Im Bann des Fluchträgers
Zehn Tage hindurch tobte der Sturm. Immer dort, wo wir uns befanden, war Wind. Die Schiffe drohten auseinander zu brechen. Wir fuhren so schnell, wie der schnellste Reiter reiten kann. Und weißt du, was uns erwartete, als wir in der Bucht ankamen? Ein Heer von Erloschenen! Wir wussten nicht, woher sie kamen. Sie waren nicht auf dem Schiff gefahren. Sie waren es, die bereits lange vor unserer Ankunft die Burg eingenommen hatten.«
»Die Erloschenen nahmen allein die Burg ein?«
Ruk zuckte hilflos die Schultern.
»Die Tore standen schon offen, als wir kamen.«
»Und Diolen und Badok? Waren sie auch in der Burg?«
»Nein, sie kamen mit uns.«
»Das heißt, die Erloschenen sind ein selbstständiges Heer?«
Ruk vergrub den Kopf wieder in den Händen. Seine Stimme klang dumpf und hoffnungslos.
»Wenn ich das wüsste. Es sind unglaublich viele. Wir wurden gemeinsam mit ihnen in den Kampf geschickt. Wir zogen in das Land der Seelenlosen um nicht selbst seelenlos zu werden. Und was wir hier fanden, waren Menschen, wie wir es sind. Menschen, die wir töten sollten.«
Er zog Ravin zu sich heran und flüsterte.
»Wir stießen auf eine Gruppe von Wächtern im Wald. Der Kampf dauerte sehr lange, Far wurde verletzt und …«, Ruk schluckte. Ravin sah, wie er mit den Tränen kämpfte, »… Keijl auch. Keijl stammte aus Skilmal – wie du, wenn du von dorther gekommen wärst. Ein Kämpfer aus dem Wald traf ihn mit der Schleuder an der Stirn. Keijl fiel. Wir ritten heran, um ihn zu bergen und aus der Kampflinie zu ziehen, da sah ich, dass Diolen den Kopf schüttelte. Er schüttelte den Kopf – und ein Erloschener hob das Schwert und tötete Keijl! Weil er nicht mehr kämpfen konnte. Galo, wir sind Futter für sie! Sie legen gar keinen Wert darauf, dass auch nur einer von uns lebend zurückkehrt.« Er schluchzte auf. »Und die so genannten Seelenlosen, das seid angeblich ihr aus Tjärg.« Wieder begann er zu lachen.
Ravins Herz war schwer geworden.
»Wir sind geflohen«, schloss Ruk. »Und wenn sie uns finden, werden sie uns töten.«
»Seid ihr die einzigen Horjun auf der Flucht?«
Ruk blickte in das Dickicht.
»Ich weiß es nicht, aber wenn die anderen Ähnliches sehen …«
Ravin dachte nach. Die Horjun waren in der Burg, doch die Erloschenen waren in der Überzahl. Dennoch – er würde seinen Plan, in die Burg zu gelangen, nicht aufgeben. Dass die Tore offen waren, konnte bedeuten, dass die Zauberer bereits tot waren – oder nur gefangen.

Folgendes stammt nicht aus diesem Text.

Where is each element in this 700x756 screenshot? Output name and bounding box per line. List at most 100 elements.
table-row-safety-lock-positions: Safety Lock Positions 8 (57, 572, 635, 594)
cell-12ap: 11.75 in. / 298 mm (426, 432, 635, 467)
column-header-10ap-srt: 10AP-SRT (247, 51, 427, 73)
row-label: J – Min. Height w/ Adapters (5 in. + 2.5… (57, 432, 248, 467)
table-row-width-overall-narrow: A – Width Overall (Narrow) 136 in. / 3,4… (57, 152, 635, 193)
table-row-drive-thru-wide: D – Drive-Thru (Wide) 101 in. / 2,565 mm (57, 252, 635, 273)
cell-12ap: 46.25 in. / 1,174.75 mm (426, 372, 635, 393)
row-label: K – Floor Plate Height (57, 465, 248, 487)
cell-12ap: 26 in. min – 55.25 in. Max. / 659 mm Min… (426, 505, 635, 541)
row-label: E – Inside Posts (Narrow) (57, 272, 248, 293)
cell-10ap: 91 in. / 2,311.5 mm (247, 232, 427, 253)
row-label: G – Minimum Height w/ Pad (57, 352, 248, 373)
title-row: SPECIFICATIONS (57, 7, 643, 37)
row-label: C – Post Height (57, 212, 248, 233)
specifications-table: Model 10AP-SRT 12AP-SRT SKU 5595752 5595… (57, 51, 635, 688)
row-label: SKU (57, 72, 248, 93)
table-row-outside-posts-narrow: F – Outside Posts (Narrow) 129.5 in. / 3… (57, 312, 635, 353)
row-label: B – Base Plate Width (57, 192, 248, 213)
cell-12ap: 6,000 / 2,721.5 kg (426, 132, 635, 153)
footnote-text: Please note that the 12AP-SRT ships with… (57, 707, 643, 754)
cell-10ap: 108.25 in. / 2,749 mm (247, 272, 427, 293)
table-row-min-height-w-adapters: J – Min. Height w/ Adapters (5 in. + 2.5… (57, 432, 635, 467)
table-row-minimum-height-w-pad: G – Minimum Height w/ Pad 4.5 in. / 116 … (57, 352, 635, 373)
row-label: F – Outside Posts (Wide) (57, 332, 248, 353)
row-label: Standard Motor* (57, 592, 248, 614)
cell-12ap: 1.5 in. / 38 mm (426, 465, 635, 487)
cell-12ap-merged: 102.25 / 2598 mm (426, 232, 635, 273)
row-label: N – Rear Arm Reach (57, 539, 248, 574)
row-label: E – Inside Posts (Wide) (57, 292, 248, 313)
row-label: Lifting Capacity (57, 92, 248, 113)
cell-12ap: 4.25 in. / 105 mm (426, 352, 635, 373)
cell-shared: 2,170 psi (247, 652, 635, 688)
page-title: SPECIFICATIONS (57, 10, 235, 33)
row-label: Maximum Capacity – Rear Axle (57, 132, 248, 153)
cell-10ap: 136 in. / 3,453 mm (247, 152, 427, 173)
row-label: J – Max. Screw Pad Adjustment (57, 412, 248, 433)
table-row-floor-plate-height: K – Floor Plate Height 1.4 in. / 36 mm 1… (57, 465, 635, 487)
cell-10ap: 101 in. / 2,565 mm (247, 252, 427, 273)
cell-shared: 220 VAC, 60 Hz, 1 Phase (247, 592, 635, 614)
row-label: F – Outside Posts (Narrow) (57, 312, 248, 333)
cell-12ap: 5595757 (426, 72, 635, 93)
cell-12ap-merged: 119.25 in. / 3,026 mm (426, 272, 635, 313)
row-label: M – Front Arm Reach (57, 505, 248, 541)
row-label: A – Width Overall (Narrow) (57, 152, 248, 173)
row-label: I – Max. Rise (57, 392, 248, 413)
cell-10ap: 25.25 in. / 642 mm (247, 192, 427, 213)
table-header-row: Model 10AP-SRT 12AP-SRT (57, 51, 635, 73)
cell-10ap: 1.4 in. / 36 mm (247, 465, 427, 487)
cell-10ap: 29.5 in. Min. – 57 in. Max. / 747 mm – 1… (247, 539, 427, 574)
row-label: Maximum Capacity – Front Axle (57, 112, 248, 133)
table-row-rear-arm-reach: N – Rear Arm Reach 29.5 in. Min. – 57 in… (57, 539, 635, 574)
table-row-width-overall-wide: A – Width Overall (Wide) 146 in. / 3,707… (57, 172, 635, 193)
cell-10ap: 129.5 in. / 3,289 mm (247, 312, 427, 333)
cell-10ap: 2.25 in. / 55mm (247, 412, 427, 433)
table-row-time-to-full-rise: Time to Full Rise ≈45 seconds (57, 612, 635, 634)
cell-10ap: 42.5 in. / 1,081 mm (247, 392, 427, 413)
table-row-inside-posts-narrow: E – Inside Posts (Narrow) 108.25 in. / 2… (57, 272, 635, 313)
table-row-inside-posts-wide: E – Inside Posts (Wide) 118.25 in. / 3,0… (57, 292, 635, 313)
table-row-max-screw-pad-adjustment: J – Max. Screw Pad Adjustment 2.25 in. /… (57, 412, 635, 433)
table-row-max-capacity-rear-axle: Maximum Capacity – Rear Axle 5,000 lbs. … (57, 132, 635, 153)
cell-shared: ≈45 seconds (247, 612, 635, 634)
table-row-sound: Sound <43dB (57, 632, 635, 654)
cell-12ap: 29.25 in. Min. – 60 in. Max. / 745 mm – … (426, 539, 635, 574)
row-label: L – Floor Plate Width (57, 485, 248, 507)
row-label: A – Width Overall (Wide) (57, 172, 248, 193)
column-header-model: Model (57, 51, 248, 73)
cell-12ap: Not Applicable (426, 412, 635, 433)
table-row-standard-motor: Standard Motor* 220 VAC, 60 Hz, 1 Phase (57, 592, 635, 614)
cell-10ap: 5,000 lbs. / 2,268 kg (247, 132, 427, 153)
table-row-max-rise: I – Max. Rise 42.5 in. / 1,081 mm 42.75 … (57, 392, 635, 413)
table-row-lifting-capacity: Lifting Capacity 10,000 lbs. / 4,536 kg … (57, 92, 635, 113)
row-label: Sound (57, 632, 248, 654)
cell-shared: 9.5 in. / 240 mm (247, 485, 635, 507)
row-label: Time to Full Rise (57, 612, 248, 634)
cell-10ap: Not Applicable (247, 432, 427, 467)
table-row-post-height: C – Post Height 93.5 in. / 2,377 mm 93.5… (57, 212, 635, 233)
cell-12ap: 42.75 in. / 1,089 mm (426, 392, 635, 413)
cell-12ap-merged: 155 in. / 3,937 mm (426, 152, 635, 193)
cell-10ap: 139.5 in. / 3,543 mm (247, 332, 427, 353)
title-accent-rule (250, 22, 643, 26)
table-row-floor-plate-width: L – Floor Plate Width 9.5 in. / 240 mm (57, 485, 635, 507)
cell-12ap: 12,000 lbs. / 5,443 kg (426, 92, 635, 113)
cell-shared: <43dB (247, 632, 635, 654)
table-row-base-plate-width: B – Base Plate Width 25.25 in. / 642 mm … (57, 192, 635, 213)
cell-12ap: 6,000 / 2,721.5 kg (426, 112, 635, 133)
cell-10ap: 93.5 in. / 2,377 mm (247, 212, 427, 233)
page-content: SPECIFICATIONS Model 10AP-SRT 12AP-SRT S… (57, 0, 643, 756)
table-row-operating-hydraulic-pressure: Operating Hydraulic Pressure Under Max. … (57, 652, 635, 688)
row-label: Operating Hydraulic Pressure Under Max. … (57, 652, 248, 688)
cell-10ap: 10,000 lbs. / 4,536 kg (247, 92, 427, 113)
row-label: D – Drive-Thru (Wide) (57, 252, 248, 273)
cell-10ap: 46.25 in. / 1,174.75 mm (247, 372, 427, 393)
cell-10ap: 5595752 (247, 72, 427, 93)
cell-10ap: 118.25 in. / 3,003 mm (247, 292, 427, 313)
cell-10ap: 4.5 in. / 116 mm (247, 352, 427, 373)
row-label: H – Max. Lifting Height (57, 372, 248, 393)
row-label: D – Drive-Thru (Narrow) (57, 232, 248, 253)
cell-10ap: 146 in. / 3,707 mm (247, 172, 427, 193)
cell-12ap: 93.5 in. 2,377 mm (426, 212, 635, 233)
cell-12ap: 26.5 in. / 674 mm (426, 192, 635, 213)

»Ruk! Gib mir deinen Helm. Und wir tauschen die Pferde.«
»Was?«
»Ich muss zur Burg reiten.«
»Bist du verrückt? Möchtest du ums Leben kommen?«
»Ihr drei reitet zur Königin.«
»Sie werden uns töten, wenn uns vorher nicht Diolens Erloschene aufspüren.«
»Die werden euch nicht finden. Ich werde dir beschreiben, wie ihr euch im Wald zurechtfindet. Mein Pferd wird euch dabei helfen. Es kennt die Witterung der Tjärgpferde. Lasst euch notfalls von den Truppen der Königin gefangen nehmen und fragt dann nach Darian Danalonn. Sagt, Ravin va Lagar ist auf dem Weg zur Burg. Und sagt Darian, dass ich Amina noch nicht gefunden habe und mir wünschte, noch einmal Sumal Bajis Lied zu hören. Sag ihm auch Folgendes: Ich werde früh am Morgen in der Burg sein.«
Ruks Stiefel waren zu groß, ebenso sein Helm, doch Ravin zurrte den Schaft mit Lederriemen fest, lernte das Passwort für das Burgtor und schnallte sich das Schwert um. Dann erklärte er Ruk den Weg.
»Viel Glück, kleiner Bruder aus Skilmal«, sagte Ruk und umarmte Ravin. »Auf dass wir uns wiedersehen!«
Ravin beobachtete, wie die drei Reiter im nachtdunklen Wald verschwanden, dann strich er dem fremden Pferd beruhigend über den Hals und lauschte in die Nacht. Einsamkeit überflutete ihn wie eine kalte Wöge, ließ ihn bebend und mit trockener Kehle zurück.